Впереди и позади сверкала снежная равнина, утомляя глаз бесконечной белизной. Медведей все не видно было. Собаки старались уничтожить всякую надежду настигнуть зверя; они достаточно горячились, чтобы спугнуть его, но совсем не проявляли желания догнать медведя. Поднялся туман и окутал вокруг все, за исключением медвежьих следов, которые продолжали по-прежнему указывать путь вперед; затем туман рассеялся и солнце засияло так же ярко, как и раньше. Мачты «Фрама» давно исчезли за горизонтом, а я все бежал. Мало-помалу меня стали донимать усталость и голод – в спешке я даже не позавтракал. Пришлось с кислой миной повернуть домой без медведей.
На обратном пути мне попалось замечательное ледяное нагромождение. Высотой оно превышало двадцать футов (мне, однако, не удалось измерить его до самой вершины); самая середина, вероятно, при каком-либо сжатии обрушилась, а остатки образовали великолепную триумфальную арку, которая белизной превосходила мрамор и на которой изумительно сверкало солнце.
Не в честь ли моего поражения была воздвигнута эта арка? Я влез на нее, чтобы посмотреть, где стоит «Фрам»; но пришлось еще пройти порядочное расстояние, прежде чем над краем льда показалась мачта. Только в половине шестого вернулся на корабль усталый, изголодавшийся после почти целых суток поста и длительного, совершенно неожиданного моциона. Ну и вкусной же показалась мне еда!
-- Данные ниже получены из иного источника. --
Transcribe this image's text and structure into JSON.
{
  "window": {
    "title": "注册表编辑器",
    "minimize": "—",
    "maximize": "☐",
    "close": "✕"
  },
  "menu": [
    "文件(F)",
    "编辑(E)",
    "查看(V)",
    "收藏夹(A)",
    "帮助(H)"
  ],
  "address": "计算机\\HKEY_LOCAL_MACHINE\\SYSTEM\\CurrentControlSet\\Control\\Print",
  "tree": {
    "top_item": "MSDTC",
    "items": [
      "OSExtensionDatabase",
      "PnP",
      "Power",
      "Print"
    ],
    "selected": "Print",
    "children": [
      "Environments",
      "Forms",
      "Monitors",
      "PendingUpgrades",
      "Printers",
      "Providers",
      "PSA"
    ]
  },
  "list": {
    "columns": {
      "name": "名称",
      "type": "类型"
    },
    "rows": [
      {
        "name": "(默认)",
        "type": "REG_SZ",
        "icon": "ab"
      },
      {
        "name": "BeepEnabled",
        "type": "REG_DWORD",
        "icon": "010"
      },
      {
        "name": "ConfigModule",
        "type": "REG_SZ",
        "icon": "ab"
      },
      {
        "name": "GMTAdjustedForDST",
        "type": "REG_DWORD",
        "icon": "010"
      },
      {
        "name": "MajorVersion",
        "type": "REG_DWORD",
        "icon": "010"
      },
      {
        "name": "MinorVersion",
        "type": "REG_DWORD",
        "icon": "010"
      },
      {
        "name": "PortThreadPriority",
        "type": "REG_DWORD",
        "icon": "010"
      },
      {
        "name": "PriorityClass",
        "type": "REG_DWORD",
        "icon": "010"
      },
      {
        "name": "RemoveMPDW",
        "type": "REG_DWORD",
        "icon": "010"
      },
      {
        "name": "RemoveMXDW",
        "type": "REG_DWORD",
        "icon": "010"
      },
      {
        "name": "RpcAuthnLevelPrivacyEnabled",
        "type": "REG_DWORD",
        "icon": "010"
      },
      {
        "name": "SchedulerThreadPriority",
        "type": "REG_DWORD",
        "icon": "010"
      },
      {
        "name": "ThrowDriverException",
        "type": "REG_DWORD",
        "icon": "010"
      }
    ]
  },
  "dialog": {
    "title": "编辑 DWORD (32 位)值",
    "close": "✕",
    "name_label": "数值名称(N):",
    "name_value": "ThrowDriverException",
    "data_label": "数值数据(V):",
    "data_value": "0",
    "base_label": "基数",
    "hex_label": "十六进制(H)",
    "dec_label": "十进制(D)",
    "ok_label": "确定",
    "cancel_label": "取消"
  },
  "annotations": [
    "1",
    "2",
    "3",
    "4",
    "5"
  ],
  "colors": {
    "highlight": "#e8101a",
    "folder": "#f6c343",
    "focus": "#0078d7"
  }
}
Во время моего отсутствия несколько человек потащились за мной на санях, чтобы привезти медведей, которых я убью. Но едва они дошли до места, где происходило первое сражение, как Иохансен и Блессинг, находившиеся впереди, увидели двух новых медведей, выскочивших из-за тороса невдалеке от них. Началась новая погоня. Иохансен пустился вдогонку на лыжах, но и с ним случилось то же, что со мной; впереди бежали собаки, которые гнали медведей, и Иохансен никак не мот приблизиться к ним на выстрел. Словом, результаты его охоты не лучше моих. Изменило, что ли, нам счастье? Я так кичился тем, что еще ни разу ни один медведь, за которым мы гнались, не уходил от нас, а сегодня!